Developers failing to build apartments for Australian families, leading architect claims

By
Sue Williams
November 7, 2017
Overseas, the property industry is starting to take notice of the particular needs of families in high rises. Photo: Peter Braig

Families and children are being excluded from apartment-living, or are having to suffer in grossly unsuitable units, because developers have failed to take notice of their needs, a leading international architect has claimed.

Across the world, developers continue to design, and build, apartments with Millennials, singles, childless couples, or empty-nesters in mind, completely ignoring a huge swathe of the population.

“There’s a whole market out there, keen to move into areas of greater density to take advantage of all the opportunities they offer,” David Pontarini, principal of Toronto-based Hariri Pontarini Architects, told the annual international Council on Tall Buildings and Urban Habitat (CTBUH) being held in Australia.

“Developers are ignoring families with kids as they somehow feel they should be planning for other demographics instead. But just as low-rise housing has been masterplanned with kids in mind, to include schools, community centres, child care facilities and parks, we now need to make sure we’re also building family and child-friendly vertical villages.”

In Canada and the US, the property industry is now starting to take notice of the particular needs of kids in high rises. Having found that many families were resorting to storing their strollers in the bath or outside their unit’s front door as they didn’t have space inside, they’re now creating family-friendly apartments.

These are often much larger two and three-bedroom units with lots of storage as well as common areas specifically for strollers, children’s bikes, roller skates and wheeled toys. One popular New York block is now offering a service that’s proved a huge hit with parents: valet-parking for strollers.

Pontarini has designed a multitude of award-winning mixed-use and urban high rise projects before working on the ground-breaking report for the City of Toronto, Growing Up: Planning for Children in New Vertical Communities, providing, and promoting, guidelines for the industry on how to create child-friendly density.

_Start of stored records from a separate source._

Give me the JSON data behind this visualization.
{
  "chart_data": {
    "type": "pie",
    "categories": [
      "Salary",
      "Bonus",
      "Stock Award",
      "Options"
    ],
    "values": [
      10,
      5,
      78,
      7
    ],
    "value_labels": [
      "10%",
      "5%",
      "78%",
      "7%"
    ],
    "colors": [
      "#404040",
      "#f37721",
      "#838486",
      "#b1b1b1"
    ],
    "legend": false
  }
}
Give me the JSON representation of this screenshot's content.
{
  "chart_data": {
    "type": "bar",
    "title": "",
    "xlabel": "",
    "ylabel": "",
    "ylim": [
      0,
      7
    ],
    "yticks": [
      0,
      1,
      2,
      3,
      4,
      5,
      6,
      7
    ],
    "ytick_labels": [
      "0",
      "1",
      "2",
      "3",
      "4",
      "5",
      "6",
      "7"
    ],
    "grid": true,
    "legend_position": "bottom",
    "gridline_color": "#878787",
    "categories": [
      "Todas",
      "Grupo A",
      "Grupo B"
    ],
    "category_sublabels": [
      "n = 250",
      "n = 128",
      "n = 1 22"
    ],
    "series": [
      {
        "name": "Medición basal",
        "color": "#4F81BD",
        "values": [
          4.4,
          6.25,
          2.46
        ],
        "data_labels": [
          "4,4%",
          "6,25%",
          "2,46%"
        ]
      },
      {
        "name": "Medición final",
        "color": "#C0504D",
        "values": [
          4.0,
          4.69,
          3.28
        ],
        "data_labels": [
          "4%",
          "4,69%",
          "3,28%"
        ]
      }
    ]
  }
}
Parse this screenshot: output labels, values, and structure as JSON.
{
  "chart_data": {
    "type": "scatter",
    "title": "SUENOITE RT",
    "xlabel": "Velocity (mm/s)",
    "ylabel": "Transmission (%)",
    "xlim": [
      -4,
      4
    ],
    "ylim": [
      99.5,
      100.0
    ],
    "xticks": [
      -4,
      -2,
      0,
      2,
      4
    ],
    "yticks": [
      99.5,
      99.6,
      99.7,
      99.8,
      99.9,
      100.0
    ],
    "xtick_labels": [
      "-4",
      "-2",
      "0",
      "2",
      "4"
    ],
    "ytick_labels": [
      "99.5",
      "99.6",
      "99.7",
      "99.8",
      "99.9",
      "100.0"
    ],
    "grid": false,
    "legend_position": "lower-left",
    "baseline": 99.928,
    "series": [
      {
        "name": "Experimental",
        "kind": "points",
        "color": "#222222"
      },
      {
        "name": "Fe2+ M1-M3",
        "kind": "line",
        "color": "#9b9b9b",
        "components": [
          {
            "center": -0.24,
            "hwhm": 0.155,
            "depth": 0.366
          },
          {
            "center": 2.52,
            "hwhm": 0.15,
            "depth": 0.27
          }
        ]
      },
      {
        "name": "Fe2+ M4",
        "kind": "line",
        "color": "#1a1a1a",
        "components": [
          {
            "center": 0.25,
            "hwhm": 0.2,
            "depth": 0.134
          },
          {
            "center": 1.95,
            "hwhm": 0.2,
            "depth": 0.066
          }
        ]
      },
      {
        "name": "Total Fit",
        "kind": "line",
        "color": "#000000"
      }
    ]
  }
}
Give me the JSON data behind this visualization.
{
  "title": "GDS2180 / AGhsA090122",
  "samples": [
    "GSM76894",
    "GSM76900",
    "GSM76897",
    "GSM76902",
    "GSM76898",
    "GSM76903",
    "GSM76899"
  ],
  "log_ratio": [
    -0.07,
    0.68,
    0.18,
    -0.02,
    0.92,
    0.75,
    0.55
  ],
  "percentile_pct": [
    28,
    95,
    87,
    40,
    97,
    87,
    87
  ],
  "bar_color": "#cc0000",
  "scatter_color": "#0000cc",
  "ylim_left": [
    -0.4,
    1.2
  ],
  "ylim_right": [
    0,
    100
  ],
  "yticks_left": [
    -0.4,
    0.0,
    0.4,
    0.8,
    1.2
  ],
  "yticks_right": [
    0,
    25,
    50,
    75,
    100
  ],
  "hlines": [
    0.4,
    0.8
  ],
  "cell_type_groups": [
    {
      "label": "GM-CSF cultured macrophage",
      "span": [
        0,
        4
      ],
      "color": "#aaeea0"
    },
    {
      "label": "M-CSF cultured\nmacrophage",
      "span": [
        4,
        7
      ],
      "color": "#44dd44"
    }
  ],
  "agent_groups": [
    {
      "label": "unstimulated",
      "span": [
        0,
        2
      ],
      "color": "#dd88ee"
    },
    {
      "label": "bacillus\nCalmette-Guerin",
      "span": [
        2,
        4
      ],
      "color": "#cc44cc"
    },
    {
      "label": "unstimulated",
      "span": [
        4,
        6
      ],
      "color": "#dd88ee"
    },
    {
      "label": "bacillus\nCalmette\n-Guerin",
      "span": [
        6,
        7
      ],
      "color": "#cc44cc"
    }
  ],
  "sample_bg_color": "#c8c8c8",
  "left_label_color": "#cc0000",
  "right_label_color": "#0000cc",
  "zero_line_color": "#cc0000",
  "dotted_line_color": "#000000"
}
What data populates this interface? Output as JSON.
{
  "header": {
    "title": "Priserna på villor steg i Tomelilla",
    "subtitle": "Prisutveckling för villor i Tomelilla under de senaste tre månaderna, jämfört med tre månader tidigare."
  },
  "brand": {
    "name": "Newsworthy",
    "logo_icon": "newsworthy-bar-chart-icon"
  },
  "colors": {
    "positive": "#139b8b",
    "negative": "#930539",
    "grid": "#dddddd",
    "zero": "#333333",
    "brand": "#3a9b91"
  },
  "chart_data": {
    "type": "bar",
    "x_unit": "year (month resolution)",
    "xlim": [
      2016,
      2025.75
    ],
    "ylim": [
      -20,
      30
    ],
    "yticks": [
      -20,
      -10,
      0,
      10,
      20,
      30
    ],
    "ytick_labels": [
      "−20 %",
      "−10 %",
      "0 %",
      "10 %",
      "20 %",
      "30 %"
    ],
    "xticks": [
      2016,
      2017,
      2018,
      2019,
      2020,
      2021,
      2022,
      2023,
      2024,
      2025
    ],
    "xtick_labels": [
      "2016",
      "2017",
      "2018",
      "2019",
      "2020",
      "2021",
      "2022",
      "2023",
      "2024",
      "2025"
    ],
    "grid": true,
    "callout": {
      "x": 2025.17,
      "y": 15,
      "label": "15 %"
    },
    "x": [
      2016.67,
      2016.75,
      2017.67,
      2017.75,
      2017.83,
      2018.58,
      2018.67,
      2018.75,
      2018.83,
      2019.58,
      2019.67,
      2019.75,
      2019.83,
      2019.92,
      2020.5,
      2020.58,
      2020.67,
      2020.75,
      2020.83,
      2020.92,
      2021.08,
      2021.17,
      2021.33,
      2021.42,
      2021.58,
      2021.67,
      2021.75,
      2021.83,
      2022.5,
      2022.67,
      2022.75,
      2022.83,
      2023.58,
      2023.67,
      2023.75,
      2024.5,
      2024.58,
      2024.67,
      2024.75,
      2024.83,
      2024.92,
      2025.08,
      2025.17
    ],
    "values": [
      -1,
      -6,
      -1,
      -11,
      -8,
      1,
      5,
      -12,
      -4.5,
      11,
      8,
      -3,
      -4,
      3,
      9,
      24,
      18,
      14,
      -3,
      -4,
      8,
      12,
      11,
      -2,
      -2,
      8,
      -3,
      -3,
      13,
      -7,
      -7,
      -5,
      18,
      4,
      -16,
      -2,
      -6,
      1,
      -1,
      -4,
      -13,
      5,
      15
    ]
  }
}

Kitchen and dining areas, for instance, should be large enough for families to comfortably cook, eat and socialise together.

“There are proven health and social benefits associated with eating together as a family,” says Pontarini. “Cooking with children also teaches them how to cook as well as the value of good nutrition and planning.”

At the same time, laundry rooms need to be bigger and more functional as they’re used so regularly while bedrooms should always be designed to be airy and light with a window. Children, as they grow, tend to spend more and more time in their own space; their rooms, unlike those of older people, aren’t used primarily for sleeping.

In addition, movable furniture, sliding walls and demountable partitions allow families to use space more efficiently and flexibly and adapt as the family grows bigger – or smaller. Smart design in that way makes it far cheaper to adjust their apartments than move to another.  

Lobbies and entryways into buildings should also be designed to promote lingering and casual social interaction and provide areas, with soft moveable seating, where neighbouring kids can socialise together, to create more of a sense of community. Corridors must be wider too, for extra recreation space, and common nooks near lifts can also be furnished to encourage play.

Balconies and terraces should also be designed specifically to extend the interior living spaces and provide access to the outdoors. “These are usually a child’s first experience of the ‘outdoors’, so they should be large enough to play, a safe space, and overlooked by the living areas or kitchen to help supervision,” Pontarini says.  

Additional play areas should then be scattered throughout the building, often linked by stairs to encourage kids to physically move more. One apartment building in Toronto has put a space aside to act as a craft room for children while one Seattle block’s rooftop has been converted into a children’s playground with turf grass providing a soft surface – and a green roof. Another apartment rooftop in New York has become a community garden, where children can plant vegetables and learn how to grow food.    

Outside, there should be plenty of play areas and parks too, all a safe, easy distance away. One complex in Portland has a C-shaped building framing a central open courtyard where kids can play, and their parents can watch them from above.

“There has to be a lot more thought given to making apartment buildings much more child-friendly and family-friendly,” says Pontarini.

“A lot of families live in apartments, and a lot more will in the future. We need to make sure we’re building units that meet their needs and provide quality of life.”